Tuesday, November 8th, 7 – 8 p.m. CDT. The zoom link will be sent on the morning of the program.
$10/person. Registration ends on Monday, November 7.
Kevin Abourezk, a member of the Rosebud Sioux Tribe, is a co-founder and co-director of Reconciliation Rising. Abourezk is an award-winning journalist who spent 18 years as a reporter and editor for the Lincoln Journal Star. He is the winner of the Associated Press’s Best Enterprise Story Award in 2006 and the prestigious Casey Medal for Meritorious Journalism from the Casey Journalism Center on Children and Families for his reporting on the impact of alcohol sales in Whiteclay, Nebraska to residents of the Pine Ridge Indian Reservation in South Dakota. Abourezk has spent his career documenting the lives, accomplishments and tragedies of Native American people and in 2017 joined Indianz.com, a Native American news website owned and operated by the Winnebago Tribe of Nebraska. He hosts a bi-weekly podcast for Indianz.com called Indian Times that focuses on Native American news. He holds a Bachelor of Arts degree in English from the University of South Dakota and a Master of Arts degree in Journalism and Mass Communications from the University of Nebraska-Lincoln.

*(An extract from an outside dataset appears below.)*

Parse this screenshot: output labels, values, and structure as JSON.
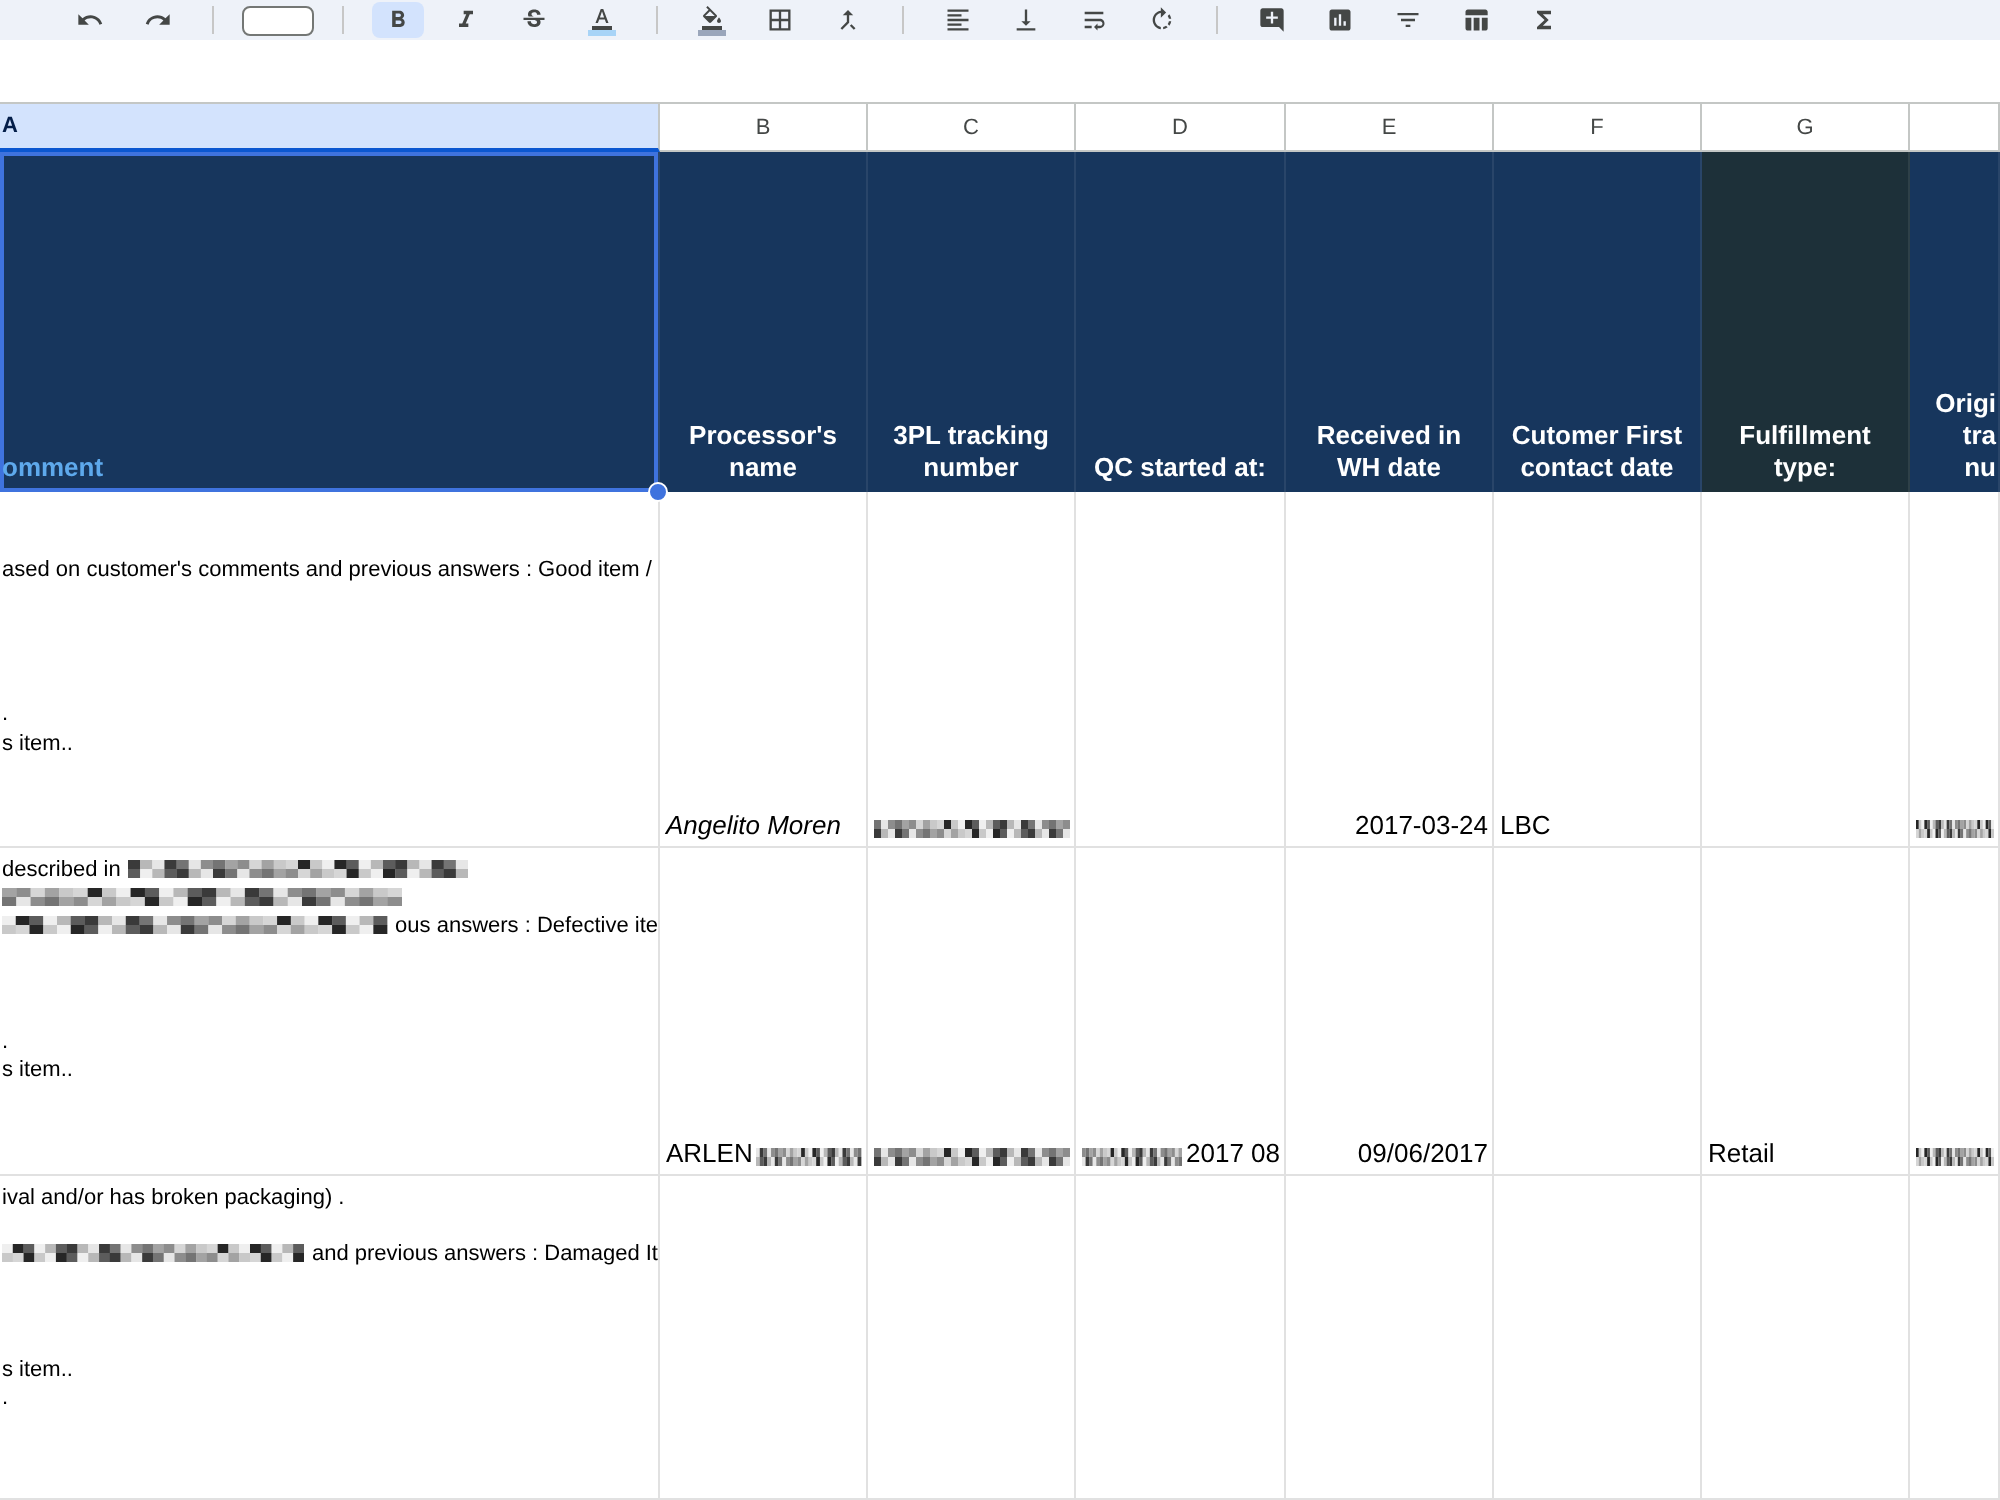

Margaret Jacobs is the co-director of the Reconciliation Rising Project and the author of After One Hundred Winters: In Search of Reconciliation on America’s Stolen Lands. She is the Director of the Center for Great Plains Studies and Charles Mach Professor of History at the University of Nebraska-Lincoln (UNL). Recently she received an Andrew Carnegie Fellowship for her project, “Does the United States Need a Truth and Reconciliation Commission?”She has been researching and writing about Indigenous child removal for over twenty years and has published 35 articles and 4 books. Jacobs also co-directs the Genoa Indian School Digital Reconciliation Project with Elizabeth Lorang, of UNL’s Libraries, and Susana Geliga (Rosebud Lakota), an Assistant Professor of History and Native Studies at the University of Nebraska, Omaha. The project is dedicated to making the records of this large Indian boarding school in Nebraska accessible to families of those who attended and of raising public awareness about the boarding schools.